Case Study: Illumina - Sustainable Cloud Storage for Genomic Data
Challenge
Illumina, a leading developer of life science tools and systems for large-scale genetic analysis, faced exponential growth in genomic data storage requirements in 2022. As the company expanded its product line and customer base, the amount of data stored in the cloud surged from 1 PB to 100 PB in eight years, with an additional 24 PB added in a single year (2021–2022). With this rapid growth in data, Illumina sought ways to optimize storage, maximize cost savings, and reduce carbon emissions.
Objectives
- Optimize data storage on AWS, achieving cost savings, improving efficiency, and significantly reducing carbon emissions.
- Reduce carbon emissions by ~90% compared to on-premises solutions.
- Optimize data storage costs by 60% per TB.
- Enhance data management efficiency and customer experience.
Approach
- Choose a sustainable hosting provider: Illumina used Amazon Web Services (AWS), which is on track to power its operations with 100% renewable energy by 2025. This aligns with the recommendation to use green hosting providers, significantly reducing the carbon footprint of their digital operations.
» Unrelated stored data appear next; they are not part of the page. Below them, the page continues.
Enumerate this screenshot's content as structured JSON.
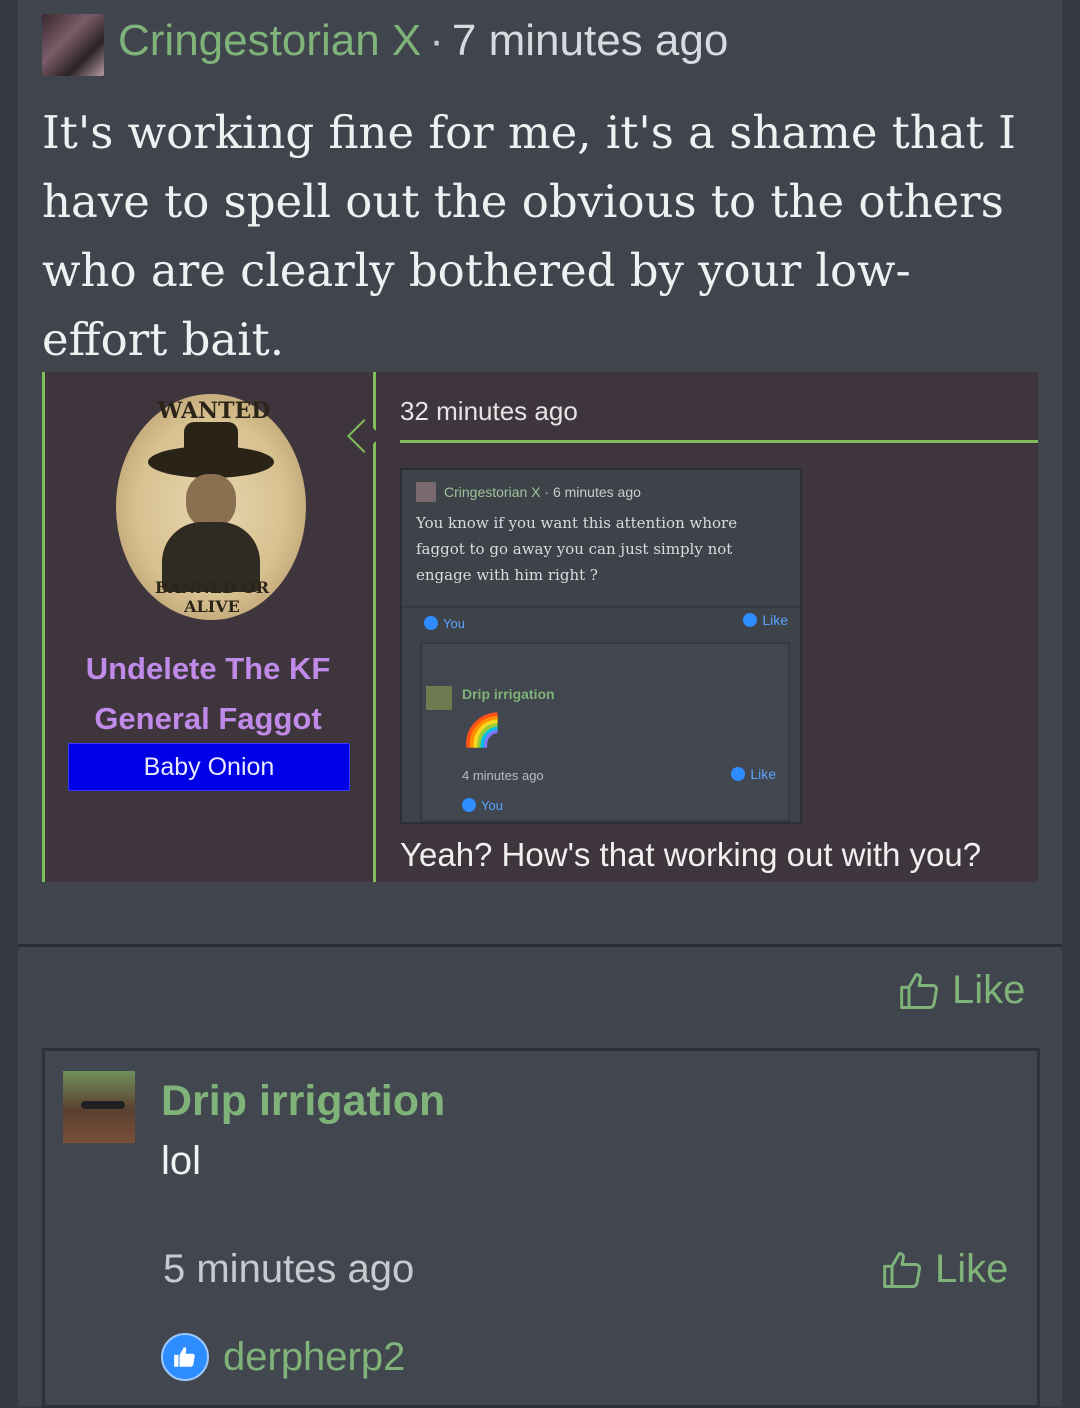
{
  "post": {
    "author": "Cringestorian X",
    "separator": "·",
    "time": "7 minutes ago",
    "body": "It's working fine for me, it's a shame that I have to spell out the obvious to the others who are clearly bothered by your low-effort bait.",
    "like_label": "Like"
  },
  "quote": {
    "wanted_top": "WANTED",
    "wanted_bottom": "BANNED OR ALIVE",
    "user_title": "Undelete The KF General Faggot",
    "user_badge": "Baby Onion",
    "time": "32 minutes ago",
    "text": "Yeah? How's that working out with you?",
    "inner": {
      "author": "Cringestorian X",
      "meta": " · 6 minutes ago",
      "body": "You know if you want this attention whore faggot to go away you can just simply not engage with him right ?",
      "like": "Like",
      "you": "You",
      "reply_author": "Drip irrigation",
      "reply_emoji": "🌈",
      "reply_time": "4 minutes ago",
      "reply_like": "Like",
      "reply_you": "You"
    }
  },
  "reply": {
    "author": "Drip irrigation",
    "text": "lol",
    "time": "5 minutes ago",
    "like_label": "Like",
    "liked_by": "derpherp2"
  },
  "colors": {
    "accent_green": "#7fb37a",
    "badge_blue": "#0000e6",
    "title_purple": "#c08ae8"
  }
}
- Optimize for clean energy: using the AWS Customer Carbon Footprint Tool, Illumina tracked and optimized their carbon emissions. This tool provided insights into historical emissions, forecasted trends, and the estimated carbon emissions avoided by using AWS compared to on-premises data centers.
- Promote green user behaviors: by employing AWS’s Amazon S3 Intelligent-Tiering, Illumina automated storage cost savings by moving data based on access patterns. This minimized unnecessary energy consumption and encouraged more sustainable data management practices.
- Set up ultra eco-mode: Illumina was able to automatically transition infrequently accessed data to lower-cost storage tiers, ensuring energy-efficient data storage operations.
- Educate and engage users: Illumina ensured their teams were informed about the benefits of sustainable data management practices. This included optimizing job submissions and understanding the environmental impact of their data storage choices.
Impact
- Emissions reduction: Illumina achieved an 89% reduction in carbon emissions by using AWS instead of on-premises data centers. During a 12-month period ending in November 2022, this amounted to a reduction from an estimated 2,657 metric tons of carbon dioxide equivalent (MTCO2e) to just 290 MTCO2e.
- Cost savings: by transitioning to Amazon S3 Intelligent-Tiering, Illumina saved 60% on storage costs per TB of data. This significant cost reduction allowed the company to allocate savings towards enhancing their service and software offerings.
- Performance improvement: the implementation of S3 Intelligent-Tiering streamlined internal workflows and simplified data management. Illumina’s customers benefited from near-instant access to genomic data at a lower cost, accelerating their research and development efforts.
Key Takeaways
- Cloud storage optimization: Moving to intelligent cloud storage solutions can dramatically reduce both costs and carbon footprint.
- Automatic tiering benefits: implementing solutions that automatically move data based on access patterns creates both efficiency and sustainability gains.
- Carbon reduction at scale: large-scale genomic data operations can achieve significant environmental benefits through thoughtful cloud architecture. Even smaller initiatives at behemoth organizations can have a big impact.
- Alignment of business and sustainability goals: Cost optimization and carbon reduction can be complementary objectives when properly implemented.
Future Steps
- Illumina plans to continue optimizing its data storage by moving additional data from research and development and from Illumina Connected Analytics into S3 Intelligent-Tiering.
- They are also exploring the use of Amazon S3 Storage Lens for enhanced visibility and actionable recommendations to further improve cost efficiency and energy usage.
- This ongoing digital transformation supports Illumina’s mission to improve human health while maintaining a commitment to sustainability.
Conclusion
Illumina’s strategic approach to genomic data storage demonstrates how life sciences companies can address the exponential growth of research data while simultaneously reducing costs and environmental impact. By leveraging cloud technologies with automated data management capabilities, Illumina has created a scalable solution that supports both their business objectives and sustainability commitments. This case study shows that even with massive data requirements, companies can implement practical strategies that benefit their operations, customers, and the planet.